XSL-transformation in the DOM XML module
XSLT is also a XML-document. It is read from file (string) – exactly like a document object is created – or is created from a XML-document object. Then method process is called with a transformed document object in the quality of an argument and by the output we get a XML-document object. XSLT is also a XML-document. It is read from file (string) – exactly like a document object is created – or is created from a XML-document object. Then method process is called with a transformed document object in the quality of an argument and by the output we get a XML-document object.
<?
$xslt = domxml_xslt_stylesheet_doc("c:/xml/custom.xslt");
$dom = domxml_open_file("c:/xml/existing_file.xml");
$final = $xslt->process($dom);
print($final->dump_mem());
Changing of text nodes or CDATA sections in the complicated elements’ combination is also simple: we obtain the necessary object, add a new node before it and delete the old one.
Conclusion
Objective approach to document is a step to our future. DOM XML module offers program interface with such abilities which are impossible to make on SAX-parser in PHP-script. It removes vagueness connected with symbols interpretation in the XML-document made by you by its analysis with XSLT-processor or other handler. For example, there are no problems with text insertion into document’s elements in DOM XML but at the same time you are to check and filter service symbols when working text of a document. Text in a DOM-object is a text but if we simply insert it into a document’s string where symbols < and > convert into tags and actually if they aren’t declared may cause an error.

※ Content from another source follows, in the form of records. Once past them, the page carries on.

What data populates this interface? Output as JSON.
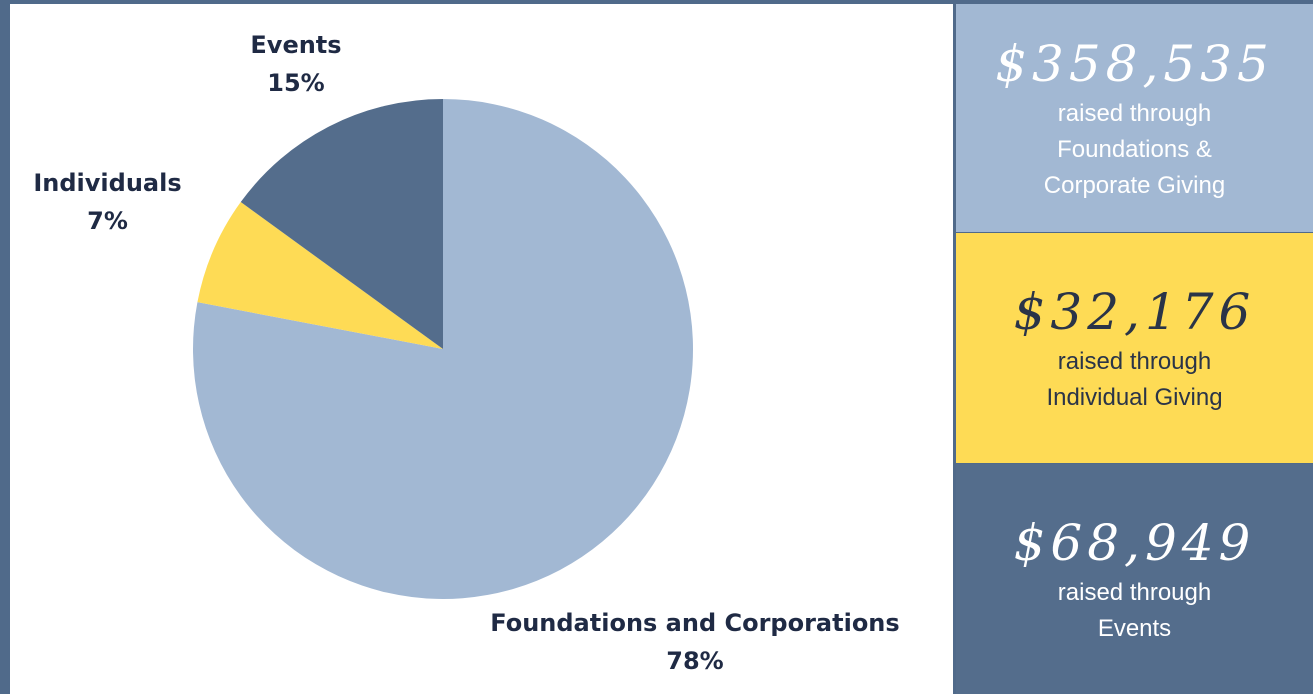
{
  "chart_data": {
    "type": "pie",
    "slices": [
      {
        "label": "Foundations and Corporations",
        "value": 78,
        "display": "78%",
        "color": "#a2b8d3"
      },
      {
        "label": "Individuals",
        "value": 7,
        "display": "7%",
        "color": "#fedb55"
      },
      {
        "label": "Events",
        "value": 15,
        "display": "15%",
        "color": "#546d8c"
      }
    ],
    "start": "12 o'clock",
    "direction": "clockwise",
    "legend": "none"
  },
  "labels": {
    "events": {
      "name": "Events",
      "pct": "15%"
    },
    "individuals": {
      "name": "Individuals",
      "pct": "7%"
    },
    "foundations": {
      "name": "Foundations and Corporations",
      "pct": "78%"
    }
  },
  "panels": [
    {
      "amount": "$358,535",
      "line1": "raised through",
      "line2": "Foundations &",
      "line3": "Corporate Giving",
      "bg": "#a2b8d3",
      "text_color": "#ffffff"
    },
    {
      "amount": "$32,176",
      "line1": "raised through",
      "line2": "Individual Giving",
      "bg": "#fedb55",
      "text_color": "#2a3448"
    },
    {
      "amount": "$68,949",
      "line1": "raised through",
      "line2": "Events",
      "bg": "#546d8c",
      "text_color": "#ffffff"
    }
  ],
  "colors": {
    "background": "#506a8a",
    "label_text": "#1f2a44"
  }
}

Module DOM XML is raw at the moment. Not all the functions are realized; the last release will always remain behind that developers in CVS have. Documentation remains behind releases considerably enough. But developers communicate actively with users; the module is opened for innovations and improvements. So you are to master its functions right now in order to have some knowledge and experience of simple sites building with XML by the first commercial project in which XML will be used.